More Research Needed Into Gravitational Wave Astronomy
For the second time in history, astrophysicists have just announced that they have directly detected gravitational waves caused by the collision of two black holes.
An Australian team has been analyzing data collected by the two Laser Interferometer Gravitational-Wave Observatory (LIGO) detectors in the US that picked up the first historic gravitational wave signal for months ago, and were actually able to watch two black holes orbiting each other 27 times in their last second before colliding.
Team member Susan Scott, an astrophysicist from the Australian National University in Canberra said, “This has cemented the age of gravitational wave astronomy. This shows data is going to flow, that will enable us to map a lot more of the Universe than we’ve seen before.”
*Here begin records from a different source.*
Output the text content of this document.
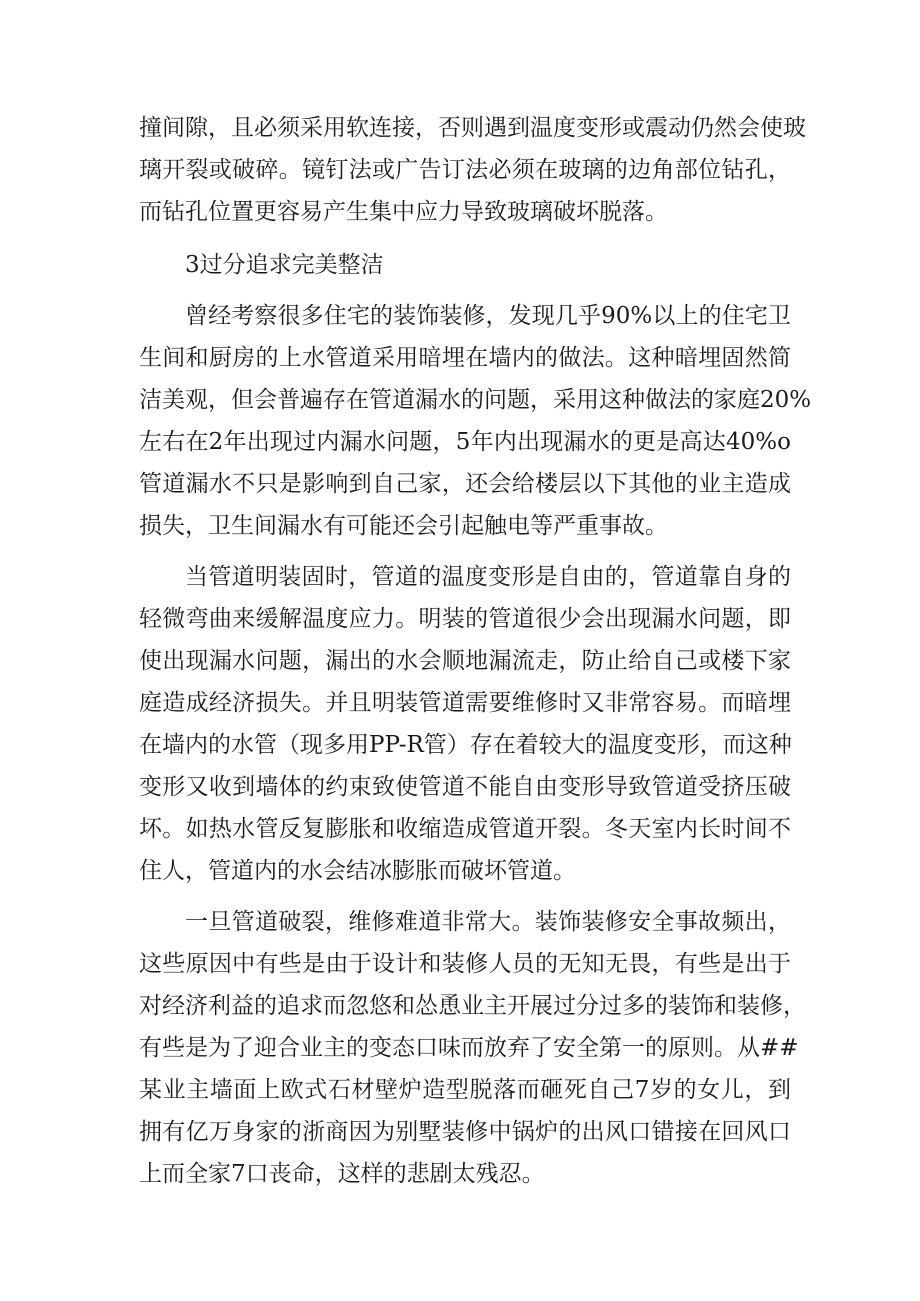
撞间隙，且必须采用软连接，否则遇到温度变形或震动仍然会使玻
璃开裂或破碎。镜钉法或广告订法必须在玻璃的边角部位钻孔，
而钻孔位置更容易产生集中应力导致玻璃破坏脱落。
3过分追求完美整洁
曾经考察很多住宅的装饰装修，发现几乎90%以上的住宅卫
生间和厨房的上水管道采用暗埋在墙内的做法。这种暗埋固然简
洁美观，但会普遍存在管道漏水的问题，采用这种做法的家庭20%
左右在2年出现过内漏水问题，5年内出现漏水的更是高达40%o
管道漏水不只是影响到自己家，还会给楼层以下其他的业主造成
损失，卫生间漏水有可能还会引起触电等严重事故。
当管道明装固时，管道的温度变形是自由的，管道靠自身的
轻微弯曲来缓解温度应力。明装的管道很少会出现漏水问题，即
使出现漏水问题，漏出的水会顺地漏流走，防止给自己或楼下家
庭造成经济损失。并且明装管道需要维修时又非常容易。而暗埋
在墙内的水管（现多用PP-R管）存在着较大的温度变形，而这种
变形又收到墙体的约束致使管道不能自由变形导致管道受挤压破
坏。如热水管反复膨胀和收缩造成管道开裂。冬天室内长时间不
住人，管道内的水会结冰膨胀而破坏管道。
一旦管道破裂，维修难道非常大。装饰装修安全事故频出，
这些原因中有些是由于设计和装修人员的无知无畏，有些是出于
对经济利益的追求而忽悠和怂恿业主开展过分过多的装饰和装修，
有些是为了迎合业主的变态口味而放弃了安全第一的原则。从##
某业主墙面上欧式石材壁炉造型脱落而砸死自己7岁的女儿，到
拥有亿万身家的浙商因为别墅装修中锅炉的出风口错接在回风口
上而全家7口丧命，这样的悲剧太残忍。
Their research states that the detected gravitational waves were caused by the collision of two black holes that are up to 14 times the size of our Sun, with the blast signal lasting 10 times longer than that of the first gravitational wave, allowing the team the chance to analyse it.
Team member Rob Ward adds “I’d always imagined there would be electromagnetic counterparts in our first discoveries, but instead we found these invisible collisions of black holes purely through the gravitational waves they emitted, with no counterparts at all. Gravitational wave astronomy is going to revolutionize our understanding of the Universe.”
The researchers conclude that the collision happened 1.4 billion years ago, in a galaxy so distant, that the resulting shock waves have only just reached us and their analysis has been published in Physical Review Letters.